Fin des années 1940, la petite Marion vit seule avec sa mère Fanny qui est atteinte de psychose maniaco-dépressive. L'enfant n'entendra ce diagnostic clairement formulé que vers 10 ans, mais en attendant elle subit les troubles de l'humeur de cette maman pas comme les autres, qu'elle admire, adore, et qui la terrorise quand elle devient "l'Autre"... Fanny ne voit plus ses parents, ceux-ci l'ayant rejetée en raison de sa liaison coupable avec un Allemand dont est née Marion. La fillette va néanmoins régulièrement chez ses grands-parents le dimanche et quand sa mère est hospitalisée. Elisa - la grand-tante douce, discrète, attentionnée - sert de médiateur.
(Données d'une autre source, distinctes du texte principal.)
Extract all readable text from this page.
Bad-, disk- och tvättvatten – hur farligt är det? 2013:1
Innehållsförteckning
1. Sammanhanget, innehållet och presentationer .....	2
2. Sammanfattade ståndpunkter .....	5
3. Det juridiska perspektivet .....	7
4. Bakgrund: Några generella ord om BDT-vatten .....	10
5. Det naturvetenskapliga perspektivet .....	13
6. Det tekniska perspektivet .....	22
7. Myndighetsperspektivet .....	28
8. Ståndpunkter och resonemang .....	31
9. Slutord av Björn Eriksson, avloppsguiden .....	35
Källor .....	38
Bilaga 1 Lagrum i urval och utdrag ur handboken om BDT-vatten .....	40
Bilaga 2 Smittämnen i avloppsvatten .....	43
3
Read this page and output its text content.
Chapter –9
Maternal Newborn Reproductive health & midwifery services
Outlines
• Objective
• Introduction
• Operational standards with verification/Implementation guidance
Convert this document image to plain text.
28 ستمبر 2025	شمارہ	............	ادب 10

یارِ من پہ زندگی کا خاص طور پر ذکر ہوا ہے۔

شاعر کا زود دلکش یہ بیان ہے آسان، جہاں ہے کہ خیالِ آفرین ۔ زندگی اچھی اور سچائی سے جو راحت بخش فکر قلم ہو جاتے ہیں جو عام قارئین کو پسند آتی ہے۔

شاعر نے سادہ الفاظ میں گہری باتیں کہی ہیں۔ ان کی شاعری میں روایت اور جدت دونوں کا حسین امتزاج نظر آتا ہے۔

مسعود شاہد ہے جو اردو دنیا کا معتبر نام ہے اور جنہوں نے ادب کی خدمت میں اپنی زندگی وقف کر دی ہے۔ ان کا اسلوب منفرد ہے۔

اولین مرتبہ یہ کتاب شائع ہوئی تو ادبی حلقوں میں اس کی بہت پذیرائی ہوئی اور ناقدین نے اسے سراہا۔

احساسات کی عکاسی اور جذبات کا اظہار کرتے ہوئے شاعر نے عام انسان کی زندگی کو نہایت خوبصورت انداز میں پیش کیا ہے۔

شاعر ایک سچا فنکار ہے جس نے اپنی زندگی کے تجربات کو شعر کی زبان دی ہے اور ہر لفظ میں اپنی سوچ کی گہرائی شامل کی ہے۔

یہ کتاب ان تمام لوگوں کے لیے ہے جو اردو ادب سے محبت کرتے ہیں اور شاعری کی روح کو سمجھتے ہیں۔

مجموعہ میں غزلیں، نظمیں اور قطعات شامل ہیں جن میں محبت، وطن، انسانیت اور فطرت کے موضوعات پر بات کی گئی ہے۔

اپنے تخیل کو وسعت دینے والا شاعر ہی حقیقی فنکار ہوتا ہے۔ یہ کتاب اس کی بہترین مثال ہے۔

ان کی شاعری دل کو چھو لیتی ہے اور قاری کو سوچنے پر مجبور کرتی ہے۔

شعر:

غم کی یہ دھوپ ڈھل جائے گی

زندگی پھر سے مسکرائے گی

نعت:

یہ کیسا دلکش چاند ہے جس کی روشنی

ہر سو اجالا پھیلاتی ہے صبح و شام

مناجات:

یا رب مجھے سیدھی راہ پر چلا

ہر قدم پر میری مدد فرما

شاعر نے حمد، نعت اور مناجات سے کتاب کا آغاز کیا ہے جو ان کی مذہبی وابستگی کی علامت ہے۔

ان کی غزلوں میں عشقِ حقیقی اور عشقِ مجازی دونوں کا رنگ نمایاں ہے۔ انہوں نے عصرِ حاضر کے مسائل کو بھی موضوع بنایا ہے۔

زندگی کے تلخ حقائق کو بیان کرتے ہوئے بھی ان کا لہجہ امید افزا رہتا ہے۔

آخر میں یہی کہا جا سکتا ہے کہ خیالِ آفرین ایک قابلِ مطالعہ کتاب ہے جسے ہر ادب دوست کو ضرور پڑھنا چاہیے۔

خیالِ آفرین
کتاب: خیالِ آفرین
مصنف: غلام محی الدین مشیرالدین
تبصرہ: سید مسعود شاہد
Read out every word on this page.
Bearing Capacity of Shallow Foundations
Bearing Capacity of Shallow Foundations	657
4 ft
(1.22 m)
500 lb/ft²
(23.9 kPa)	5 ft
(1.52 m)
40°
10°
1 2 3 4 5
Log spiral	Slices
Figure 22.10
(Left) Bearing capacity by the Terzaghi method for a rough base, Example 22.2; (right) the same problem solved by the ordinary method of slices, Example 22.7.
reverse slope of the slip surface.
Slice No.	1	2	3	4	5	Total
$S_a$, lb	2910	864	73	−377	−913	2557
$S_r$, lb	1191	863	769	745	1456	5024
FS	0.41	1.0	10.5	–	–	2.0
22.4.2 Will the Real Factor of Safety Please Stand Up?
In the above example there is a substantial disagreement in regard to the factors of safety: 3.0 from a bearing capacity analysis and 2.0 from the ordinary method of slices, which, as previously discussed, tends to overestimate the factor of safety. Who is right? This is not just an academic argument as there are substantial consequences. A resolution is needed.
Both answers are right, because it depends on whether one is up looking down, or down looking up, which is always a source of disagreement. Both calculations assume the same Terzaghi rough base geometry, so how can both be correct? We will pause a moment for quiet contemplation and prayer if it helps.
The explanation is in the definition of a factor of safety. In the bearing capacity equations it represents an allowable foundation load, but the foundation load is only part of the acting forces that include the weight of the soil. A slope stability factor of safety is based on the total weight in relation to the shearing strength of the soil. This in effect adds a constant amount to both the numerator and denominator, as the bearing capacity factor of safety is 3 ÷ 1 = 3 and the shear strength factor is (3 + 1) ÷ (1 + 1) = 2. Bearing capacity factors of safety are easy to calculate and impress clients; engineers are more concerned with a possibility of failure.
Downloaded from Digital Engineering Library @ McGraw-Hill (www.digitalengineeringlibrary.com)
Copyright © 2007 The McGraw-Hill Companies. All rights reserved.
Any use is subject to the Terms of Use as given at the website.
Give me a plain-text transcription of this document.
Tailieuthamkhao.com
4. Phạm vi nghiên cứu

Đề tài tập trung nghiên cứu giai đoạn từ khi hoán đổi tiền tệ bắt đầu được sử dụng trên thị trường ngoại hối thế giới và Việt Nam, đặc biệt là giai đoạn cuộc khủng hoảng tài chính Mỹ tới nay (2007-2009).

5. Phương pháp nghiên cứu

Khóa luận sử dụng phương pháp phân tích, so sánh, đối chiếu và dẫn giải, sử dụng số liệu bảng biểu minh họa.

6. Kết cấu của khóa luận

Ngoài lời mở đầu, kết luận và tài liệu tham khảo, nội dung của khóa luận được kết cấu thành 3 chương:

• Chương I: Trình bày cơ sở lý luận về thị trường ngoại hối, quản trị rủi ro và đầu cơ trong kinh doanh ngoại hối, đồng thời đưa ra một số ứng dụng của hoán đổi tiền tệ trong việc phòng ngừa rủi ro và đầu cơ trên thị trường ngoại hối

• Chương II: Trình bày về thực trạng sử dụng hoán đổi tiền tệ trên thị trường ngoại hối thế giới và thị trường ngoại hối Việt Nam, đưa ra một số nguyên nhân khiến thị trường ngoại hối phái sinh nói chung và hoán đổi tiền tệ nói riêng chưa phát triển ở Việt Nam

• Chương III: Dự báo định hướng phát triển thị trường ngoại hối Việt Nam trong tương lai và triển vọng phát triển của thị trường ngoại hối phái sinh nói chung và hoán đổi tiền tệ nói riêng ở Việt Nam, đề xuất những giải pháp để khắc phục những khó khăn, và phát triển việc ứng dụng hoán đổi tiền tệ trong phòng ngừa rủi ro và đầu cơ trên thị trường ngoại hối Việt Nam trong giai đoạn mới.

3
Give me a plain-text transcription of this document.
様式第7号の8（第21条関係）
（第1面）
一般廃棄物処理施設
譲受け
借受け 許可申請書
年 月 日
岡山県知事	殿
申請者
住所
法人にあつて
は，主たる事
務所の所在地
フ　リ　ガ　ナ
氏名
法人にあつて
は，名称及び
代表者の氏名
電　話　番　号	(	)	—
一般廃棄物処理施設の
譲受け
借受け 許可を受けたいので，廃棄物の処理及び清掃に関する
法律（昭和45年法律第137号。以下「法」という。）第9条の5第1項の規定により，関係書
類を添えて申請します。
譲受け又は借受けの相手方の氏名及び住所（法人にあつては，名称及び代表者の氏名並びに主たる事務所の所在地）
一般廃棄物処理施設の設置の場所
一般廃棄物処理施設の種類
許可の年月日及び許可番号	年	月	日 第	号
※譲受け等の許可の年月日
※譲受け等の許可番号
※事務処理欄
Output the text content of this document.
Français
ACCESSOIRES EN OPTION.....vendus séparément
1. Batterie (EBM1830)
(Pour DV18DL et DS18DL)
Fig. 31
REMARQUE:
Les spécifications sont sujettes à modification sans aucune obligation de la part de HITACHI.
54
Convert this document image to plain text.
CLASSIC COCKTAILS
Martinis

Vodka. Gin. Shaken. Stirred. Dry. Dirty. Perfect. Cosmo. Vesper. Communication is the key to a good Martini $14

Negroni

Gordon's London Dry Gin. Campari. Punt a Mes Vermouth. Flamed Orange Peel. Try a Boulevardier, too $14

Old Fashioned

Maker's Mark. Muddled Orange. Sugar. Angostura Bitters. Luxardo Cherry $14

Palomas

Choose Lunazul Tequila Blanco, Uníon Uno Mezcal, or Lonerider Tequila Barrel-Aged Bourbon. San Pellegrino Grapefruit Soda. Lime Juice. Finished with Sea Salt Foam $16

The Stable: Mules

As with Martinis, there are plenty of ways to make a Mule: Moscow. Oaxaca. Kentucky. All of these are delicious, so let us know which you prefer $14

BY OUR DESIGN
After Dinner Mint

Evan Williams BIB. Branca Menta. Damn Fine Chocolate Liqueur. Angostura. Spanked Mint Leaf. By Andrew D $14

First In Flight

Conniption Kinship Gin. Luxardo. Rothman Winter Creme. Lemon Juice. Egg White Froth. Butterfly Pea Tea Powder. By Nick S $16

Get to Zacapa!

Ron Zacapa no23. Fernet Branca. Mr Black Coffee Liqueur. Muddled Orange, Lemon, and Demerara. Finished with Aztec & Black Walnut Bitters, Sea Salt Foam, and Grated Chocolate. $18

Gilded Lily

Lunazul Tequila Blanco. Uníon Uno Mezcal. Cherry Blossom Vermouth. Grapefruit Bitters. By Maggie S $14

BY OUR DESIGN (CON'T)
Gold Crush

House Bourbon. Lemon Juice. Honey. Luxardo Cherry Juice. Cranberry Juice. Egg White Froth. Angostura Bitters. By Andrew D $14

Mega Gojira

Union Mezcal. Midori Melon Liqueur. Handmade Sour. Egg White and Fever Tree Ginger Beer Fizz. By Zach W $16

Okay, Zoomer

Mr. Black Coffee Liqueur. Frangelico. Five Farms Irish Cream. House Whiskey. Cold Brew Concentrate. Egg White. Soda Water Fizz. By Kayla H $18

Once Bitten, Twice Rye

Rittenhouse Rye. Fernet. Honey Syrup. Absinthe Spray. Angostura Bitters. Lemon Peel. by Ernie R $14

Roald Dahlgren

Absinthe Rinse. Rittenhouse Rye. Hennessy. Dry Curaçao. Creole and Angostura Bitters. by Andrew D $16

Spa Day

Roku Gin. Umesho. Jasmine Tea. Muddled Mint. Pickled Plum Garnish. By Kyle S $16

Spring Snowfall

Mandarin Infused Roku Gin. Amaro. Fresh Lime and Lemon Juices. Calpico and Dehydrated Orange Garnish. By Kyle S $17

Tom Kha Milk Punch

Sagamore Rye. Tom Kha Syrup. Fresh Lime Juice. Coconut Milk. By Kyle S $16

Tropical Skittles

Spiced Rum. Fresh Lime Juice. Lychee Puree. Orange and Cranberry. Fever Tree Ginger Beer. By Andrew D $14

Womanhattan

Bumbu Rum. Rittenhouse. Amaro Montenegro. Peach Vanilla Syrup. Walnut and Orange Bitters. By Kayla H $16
Marion guette avec appréhension les signes avant-coureurs des rechutes de sa mère : les insomnies, les accès mystiques, la chanson "Le temps des cerises" entonnée avec une voix d'homme. Les crises de Fanny deviennent de plus en plus fréquentes, de plus en plus graves. Marion grandit et son regard envers sa mère se fait plus sévère, moins indulgent, elle a de moins en moins envie de la retrouver après les hospitalisations. La méfiance s'installe entre la mère et la fille. Leurs relations deviennent féroces, atroces, éprouvantes pour la jeune fille qui n'aspire qu'à une vie paisible et ordonnée...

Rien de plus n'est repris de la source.